As proof, she notes, “look at the health systems that pay really high salaries or pay out a lot to locums. Typically, they pay high wages because they have high turnover due to burnout from being such difficult places to work.”
Deborah Gesensway is a freelance writer who covers U.S. health care from Toronto.
The (burnout) gender gap
ACCORDING TO OUR most recent data, female hospitalists face a persistent gender gap in not only compensation, but workplace satisfaction as well.
Full-time female hospitalists who treat adults in a nonacademic setting report earning 10% less than their male colleagues. That’s according to the 2017 Today’s Hospitalist Compensation & Career Survey in which women describe a mean annual income of $260,846 vs. $290,738 reported by their male colleagues. (While survey results show that women are as likely as men to serve as program directors, their added compensation for that leadership role is slightly more than that of men: $47,510 for women vs. $44,394 for men.)
A big gender gap also pops up in responses related to burnout. While 36% of men say they’ve personally experienced burnout, that’s the case for 57% of women respondents. In addition, more women than men—42% vs. 29%—complain about “responsibilities added for which I am not compensated.” They also are more likely than men (29% vs. 23%) to report working “too many hours for too little pay.”
Female respondents who work full time did report working about eight fewer hours a month than their male counterparts. But both men and women have the same average number of patient encounters per shift: 16 during the day and between nine and 10 at night. In addition, women respondents were more likely than men to say their jobs have them working at two hospitals rather than one. That may be significant because hospitalists working at two hospitals are more likely to report a personal experience with burnout than those working at only one location.

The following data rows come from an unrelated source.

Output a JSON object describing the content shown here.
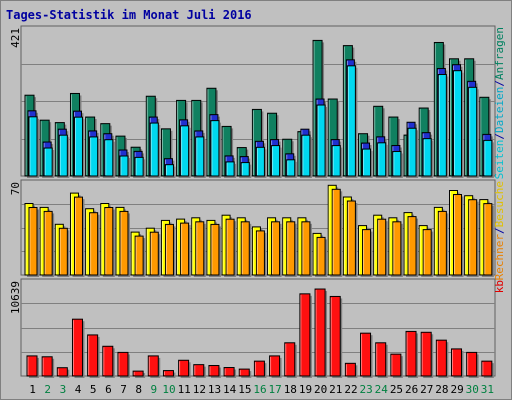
{
  "title": "Tages-Statistik im Monat Juli 2016",
  "chart_data": {
    "type": "bar",
    "title": "Tages-Statistik im Monat Juli 2016",
    "categories": [
      "1",
      "2",
      "3",
      "4",
      "5",
      "6",
      "7",
      "8",
      "9",
      "10",
      "11",
      "12",
      "13",
      "14",
      "15",
      "16",
      "17",
      "18",
      "19",
      "20",
      "21",
      "22",
      "23",
      "24",
      "25",
      "26",
      "27",
      "28",
      "29",
      "30",
      "31"
    ],
    "weekend_categories": [
      "2",
      "3",
      "9",
      "10",
      "16",
      "17",
      "23",
      "24",
      "30",
      "31"
    ],
    "panels": [
      {
        "name": "top",
        "ymax_label": "421",
        "ymax": 421,
        "right_labels": [
          {
            "text": "Seiten",
            "color": "#00c0d0"
          },
          {
            "text": "/",
            "color": "#0000a0"
          },
          {
            "text": "Dateien",
            "color": "#00a8c8"
          },
          {
            "text": "/",
            "color": "#0000a0"
          },
          {
            "text": "Anfragen",
            "color": "#008060"
          }
        ],
        "series": [
          {
            "name": "Anfragen",
            "color": "#108060",
            "values": [
              233,
              161,
              154,
              238,
              170,
              151,
              115,
              83,
              230,
              136,
              218,
              218,
              253,
              143,
              82,
              192,
              181,
              106,
              128,
              391,
              222,
              376,
              122,
              201,
              170,
              118,
              196,
              385,
              338,
              338,
              227
            ]
          },
          {
            "name": "Dateien",
            "color": "#2030d0",
            "values": [
              188,
              98,
              135,
              187,
              130,
              122,
              75,
              71,
              170,
              50,
              162,
              130,
              177,
              58,
              56,
              100,
              105,
              64,
              135,
              222,
              105,
              335,
              95,
              113,
              88,
              155,
              125,
              310,
              321,
              273,
              120
            ]
          },
          {
            "name": "Seiten",
            "color": "#00d8f0",
            "values": [
              188,
              98,
              135,
              187,
              130,
              122,
              75,
              71,
              170,
              50,
              162,
              130,
              177,
              58,
              56,
              100,
              105,
              64,
              135,
              222,
              105,
              335,
              95,
              113,
              88,
              155,
              125,
              310,
              321,
              273,
              120
            ]
          }
        ]
      },
      {
        "name": "middle",
        "ymax_label": "70",
        "ymax": 70,
        "right_labels": [
          {
            "text": "Rechner",
            "color": "#e88000"
          },
          {
            "text": "/",
            "color": "#0000a0"
          },
          {
            "text": "Besuche",
            "color": "#e0c000"
          }
        ],
        "series": [
          {
            "name": "Besuche",
            "color": "#ffff00",
            "values": [
              55,
              52,
              39,
              63,
              51,
              55,
              52,
              33,
              36,
              42,
              43,
              44,
              42,
              46,
              44,
              37,
              44,
              44,
              44,
              32,
              69,
              60,
              38,
              46,
              44,
              48,
              38,
              52,
              65,
              61,
              58
            ]
          },
          {
            "name": "Rechner",
            "color": "#ff9900",
            "values": [
              55,
              52,
              39,
              63,
              51,
              55,
              52,
              33,
              36,
              42,
              43,
              44,
              42,
              46,
              44,
              37,
              44,
              44,
              44,
              32,
              69,
              60,
              38,
              46,
              44,
              48,
              38,
              52,
              65,
              61,
              58
            ]
          }
        ]
      },
      {
        "name": "bottom",
        "ymax_label": "10639",
        "ymax": 10639,
        "right_labels": [
          {
            "text": "kb",
            "color": "#e00000"
          }
        ],
        "series": [
          {
            "name": "kb",
            "color": "#ff1010",
            "values": [
              2300,
              2200,
              950,
              6500,
              4700,
              3400,
              2700,
              560,
              2300,
              620,
              1800,
              1300,
              1200,
              970,
              790,
              1700,
              2300,
              3800,
              9400,
              9950,
              9100,
              1450,
              4900,
              3800,
              2500,
              5100,
              5000,
              4100,
              3100,
              2700,
              1700
            ]
          }
        ]
      }
    ],
    "grid": true
  }
}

Who admits they’re at risk for burnout?
WHILE 41% OF HOSPITALISTS responding to the 2017 Today’s Hospitalist Compensation & Career Survey report having had a personal experience with burnout during their careers, some subgroups were even more likely to acknowledge that personal impact. Those groups include:
- Women (57%).
- Hospitalists trained in family medicine (53%).
- Hospitalists who take beeper call at night (48%).

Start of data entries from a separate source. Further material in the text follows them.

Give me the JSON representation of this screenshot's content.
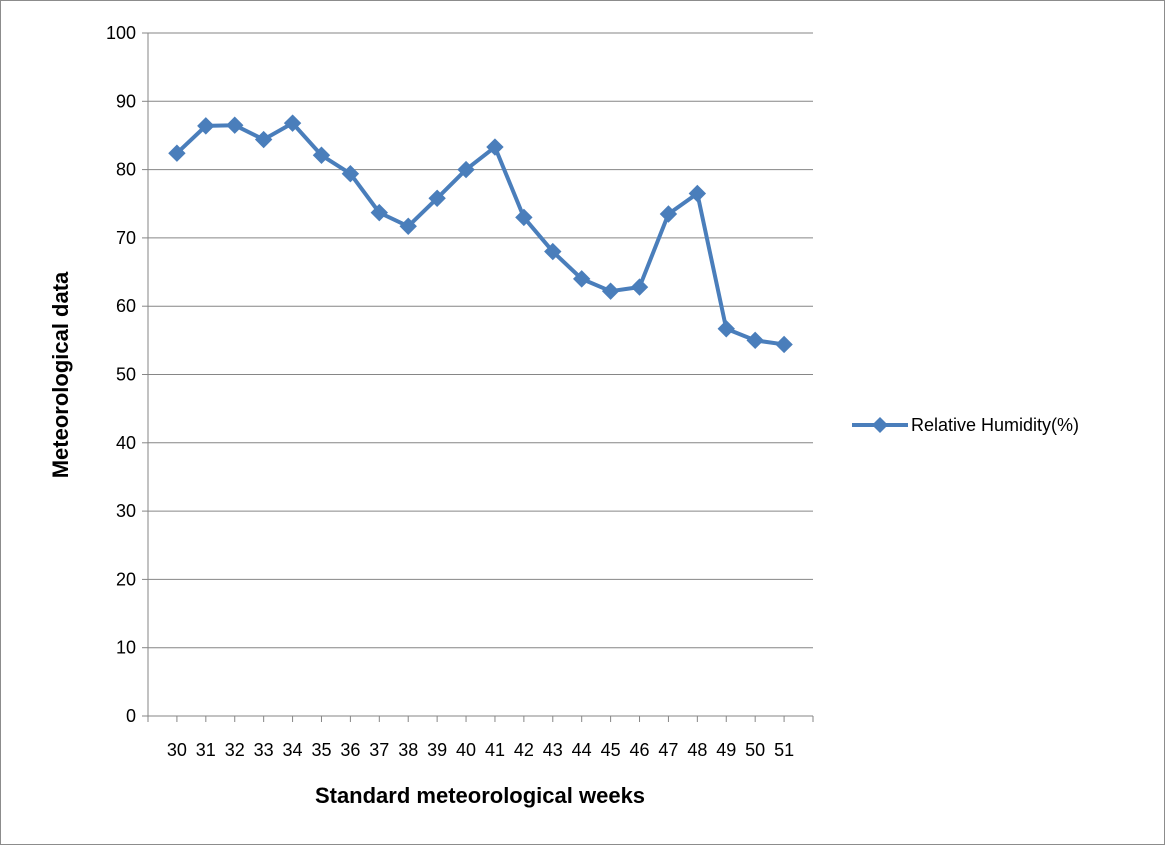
{
  "chart_data": {
    "type": "line",
    "title": "",
    "xlabel": "Standard meteorological weeks",
    "ylabel": "Meteorological data",
    "ylim": [
      0,
      100
    ],
    "yticks": [
      0,
      10,
      20,
      30,
      40,
      50,
      60,
      70,
      80,
      90,
      100
    ],
    "grid": true,
    "legend_position": "right",
    "categories": [
      "30",
      "31",
      "32",
      "33",
      "34",
      "35",
      "36",
      "37",
      "38",
      "39",
      "40",
      "41",
      "42",
      "43",
      "44",
      "45",
      "46",
      "47",
      "48",
      "49",
      "50",
      "51"
    ],
    "series": [
      {
        "name": "Relative Humidity(%)",
        "color": "#4a7ebb",
        "marker": "diamond",
        "values": [
          82.4,
          86.4,
          86.5,
          84.4,
          86.8,
          82.1,
          79.4,
          73.7,
          71.7,
          75.8,
          80.0,
          83.3,
          73.0,
          68.0,
          64.0,
          62.2,
          62.8,
          73.5,
          76.5,
          56.7,
          55.0,
          54.4
        ]
      }
    ]
  }
}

- Those who work in the Mountain region (64%) and, to a lesser degree, in the Northeast (44%).
- Hospitalists who have added responsibilities in group management (44%), hospital leadership (43%) or as “program director” (48%).

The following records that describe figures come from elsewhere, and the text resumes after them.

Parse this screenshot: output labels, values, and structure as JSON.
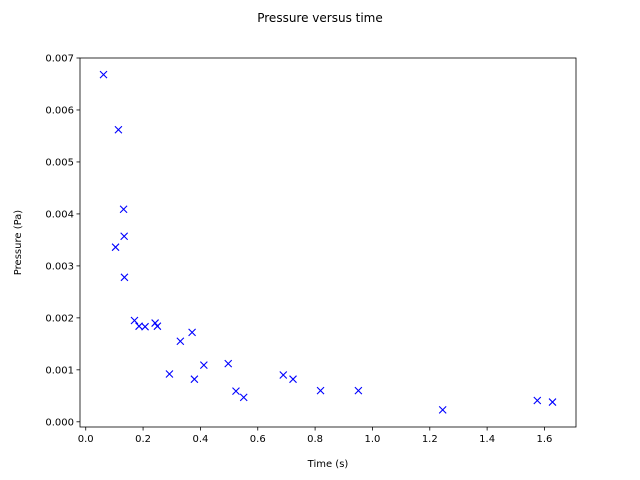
{
  "chart_data": {
    "type": "scatter",
    "title": "Pressure versus time",
    "xlabel": "Time (s)",
    "ylabel": "Pressure (Pa)",
    "xlim": [
      -0.02,
      1.71
    ],
    "ylim": [
      -0.0001,
      0.007
    ],
    "xticks": [
      0.0,
      0.2,
      0.4,
      0.6,
      0.8,
      1.0,
      1.2,
      1.4,
      1.6
    ],
    "xtick_labels": [
      "0.0",
      "0.2",
      "0.4",
      "0.6",
      "0.8",
      "1.0",
      "1.2",
      "1.4",
      "1.6"
    ],
    "yticks": [
      0.0,
      0.001,
      0.002,
      0.003,
      0.004,
      0.005,
      0.006,
      0.007
    ],
    "ytick_labels": [
      "0.000",
      "0.001",
      "0.002",
      "0.003",
      "0.004",
      "0.005",
      "0.006",
      "0.007"
    ],
    "grid": false,
    "marker": "x",
    "marker_color": "#0000ff",
    "points": [
      {
        "x": 0.062,
        "y": 0.00668
      },
      {
        "x": 0.114,
        "y": 0.00562
      },
      {
        "x": 0.132,
        "y": 0.00409
      },
      {
        "x": 0.134,
        "y": 0.00357
      },
      {
        "x": 0.104,
        "y": 0.00336
      },
      {
        "x": 0.135,
        "y": 0.00278
      },
      {
        "x": 0.17,
        "y": 0.00195
      },
      {
        "x": 0.186,
        "y": 0.00184
      },
      {
        "x": 0.207,
        "y": 0.00183
      },
      {
        "x": 0.242,
        "y": 0.0019
      },
      {
        "x": 0.25,
        "y": 0.00184
      },
      {
        "x": 0.292,
        "y": 0.00092
      },
      {
        "x": 0.33,
        "y": 0.00155
      },
      {
        "x": 0.371,
        "y": 0.00172
      },
      {
        "x": 0.379,
        "y": 0.00082
      },
      {
        "x": 0.412,
        "y": 0.00109
      },
      {
        "x": 0.497,
        "y": 0.00112
      },
      {
        "x": 0.524,
        "y": 0.00059
      },
      {
        "x": 0.551,
        "y": 0.00047
      },
      {
        "x": 0.689,
        "y": 0.0009
      },
      {
        "x": 0.723,
        "y": 0.00082
      },
      {
        "x": 0.819,
        "y": 0.0006
      },
      {
        "x": 0.951,
        "y": 0.0006
      },
      {
        "x": 1.245,
        "y": 0.00023
      },
      {
        "x": 1.575,
        "y": 0.00041
      },
      {
        "x": 1.628,
        "y": 0.00038
      }
    ]
  }
}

- Hospitalists who work flexible shifts (46%), rather than on block schedules (38%).
- Those whose shifts exceed 12 hours (57%).
- Nonacademic hospitalists whose jobs include some teaching responsibilities (52%).
- Hospitalists who say they “work too many hours for too little pay” (54%), those who say their “bonus targets are not attainable” (47%) or have “added responsibilities that are not compensated” (48%).
- Physicians who report that their compensation decreased last year (61%).